Es el capitalismo, estúpido

Joan Tubau

Sabía que los antisistema eran liberales pero no conseguía desenmascararles. Quería demostrar empíricamente sus raíces capitalistas y no caía en lo fácil que iba a resultar pararles una trampa. Su filosofía barata iba a rendirse ante la teoría económica más básica, un simple experimento les delataría. Vender una cuantas cervezas en Plaça Catalunya sería suficiente. Con posibilidades mucho más atractivas para una noche del viernes (Sutton) y arriesgando parte de mi capital (que no es mucho), decidí entrar en un supermercado para comprar todas las cervezas que encontrase. Era arriesgado, lo sé, pero el capitalista es aquél que sacrifica su tiempo y su esfuerzo en pro de un beneficio futuro, y aquella era, a priori, una buena inversión. No me lo pensé dos veces, la verdad. Compré 600 latas de Estrella Damm y las cargué en el Volvo de mi padre. El coche en doble fila en Ronda de Sant Pere y un reto por delante, demostrar que el capitalismo es el mejor de los sistemas. Con un marketing de baja calidad (“cerveza 1€ amigo”) y un poco de suerte (la grúa no apareció por la zona), conseguí demostrar que Milton Friedman habitaba en las almas de los campistas. Vendí todas las latas en 3 horas. 250€ de beneficio neto.


Ellos todavía no lo sabían pero era el mercado, los libres intercambios entre los agentes, lo que terminaba optimizando el bienestar de los antisistema, felices, con su cerveza fría para pasar una calurosa noche de primavera. Ellos seguían con su tema, defendiendo un capitalismo más justo (léase socialismo) y un hiperestado que les protegiera y allí estaban los mossos enseñándoles a donde lleva un gobierno con demasiado poder. No acertaban con ninguna propuesta pero, en el fondo, eran unos capitalistas. Porque los indignados eran felices allí, en medio de su pequeño campamento, sin reguladores que dictaran sus normas. Se organizaban para cubrir las necesidades básicas, intercambiaban esfuerzos en su mercado laboral particular y actuaban libremente sin moralistas que juzgarán sus actos. Ellos decidían gastar su dinero en la cerveza fría que yo les ofrecía y no comprar los pasteles de zanahoria que vendía la vegetariana del monumento a Francesc Macià. El mercado se resumía en esto, la decisión de comprar una Estrella antes que un pudding. Si ahora salía la vendedora de zanahorias criticando el capitalismo, era fácil ver que lo suyo sólo era rabia por tener que cerrar su pequeña chabola.

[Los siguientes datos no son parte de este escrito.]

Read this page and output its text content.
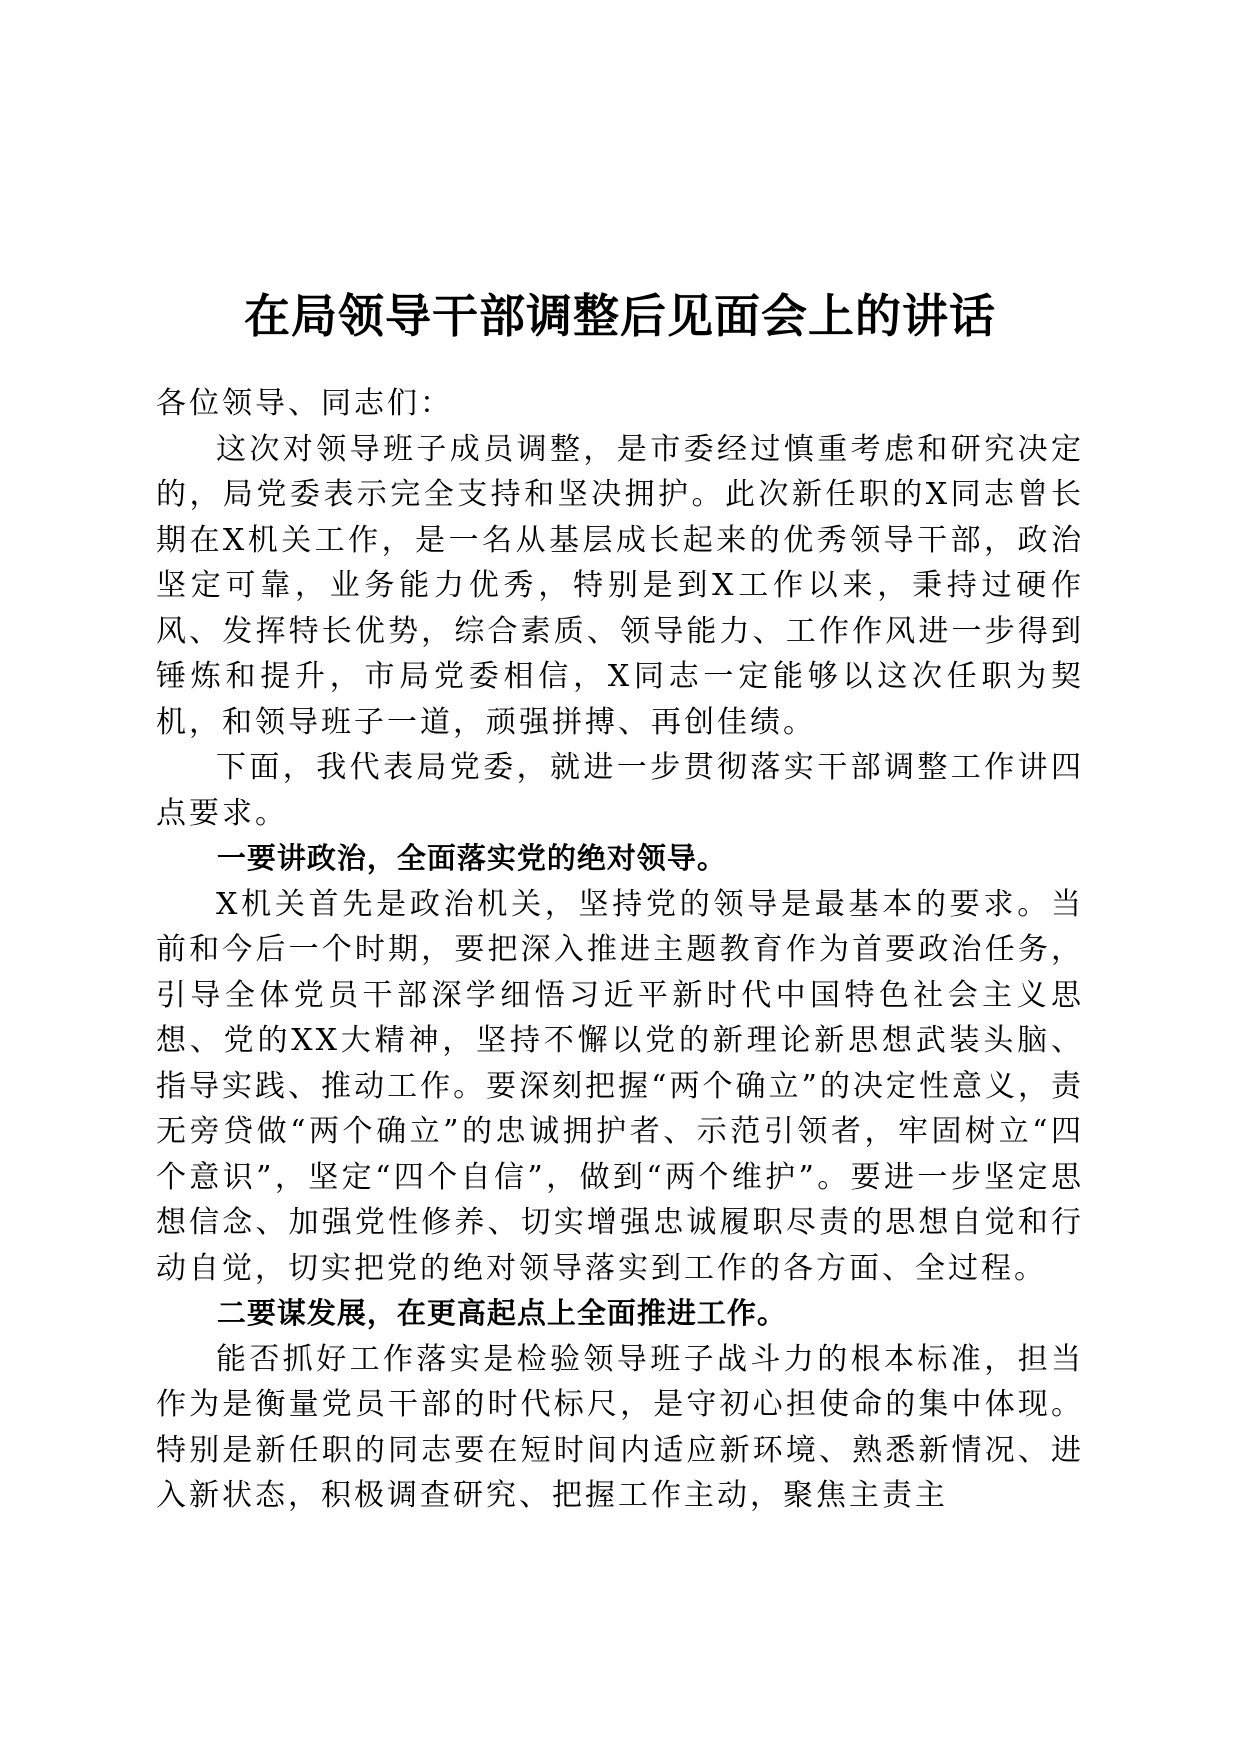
在局领导干部调整后见面会上的讲话

各位领导、同志们：

这次对领导班子成员调整，是市委经过慎重考虑和研究决定的，局党委表示完全支持和坚决拥护。此次新任职的X同志曾长期在X机关工作，是一名从基层成长起来的优秀领导干部，政治坚定可靠，业务能力优秀，特别是到X工作以来，秉持过硬作风、发挥特长优势，综合素质、领导能力、工作作风进一步得到锤炼和提升，市局党委相信，X同志一定能够以这次任职为契机，和领导班子一道，顽强拼搏、再创佳绩。

下面，我代表局党委，就进一步贯彻落实干部调整工作讲四点要求。

一要讲政治，全面落实党的绝对领导。

X机关首先是政治机关，坚持党的领导是最基本的要求。当前和今后一个时期，要把深入推进主题教育作为首要政治任务，引导全体党员干部深学细悟习近平新时代中国特色社会主义思想、党的XX大精神，坚持不懈以党的新理论新思想武装头脑、指导实践、推动工作。要深刻把握“两个确立”的决定性意义，责无旁贷做“两个确立”的忠诚拥护者、示范引领者，牢固树立“四个意识”，坚定“四个自信”，做到“两个维护”。要进一步坚定思想信念、加强党性修养、切实增强忠诚履职尽责的思想自觉和行动自觉，切实把党的绝对领导落实到工作的各方面、全过程。

二要谋发展，在更高起点上全面推进工作。

能否抓好工作落实是检验领导班子战斗力的根本标准，担当作为是衡量党员干部的时代标尺，是守初心担使命的集中体现。特别是新任职的同志要在短时间内适应新环境、熟悉新情况、进入新状态，积极调查研究、把握工作主动，聚焦主责主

Ellos representaban mejor que nadie aquel mercado que tanto decían odiar, un mercado que maximizaba su utilidad a la vez que financiaba parte de mi deseado iPad. Después del intercambio, todos mejorábamos nuestra situación inicial, yo con mi dinero y ellos con su Estrella, aparecía la famosa mano invisible de Smith. Tenía que ir un joven liberal a vender cuatro cervezas en Plaça Catalunya para hacerles ver que lo único que deseaban era un capitalismo libre, sin un gobierno que les molestara. Y mientras seguían defendiendo su modelo comunista con una Estrella Damm en una mano, una hamburguesa del McDonald's en la otra y el iPhone4 en el bolsillo, este humilde economista sonreía satisfecho.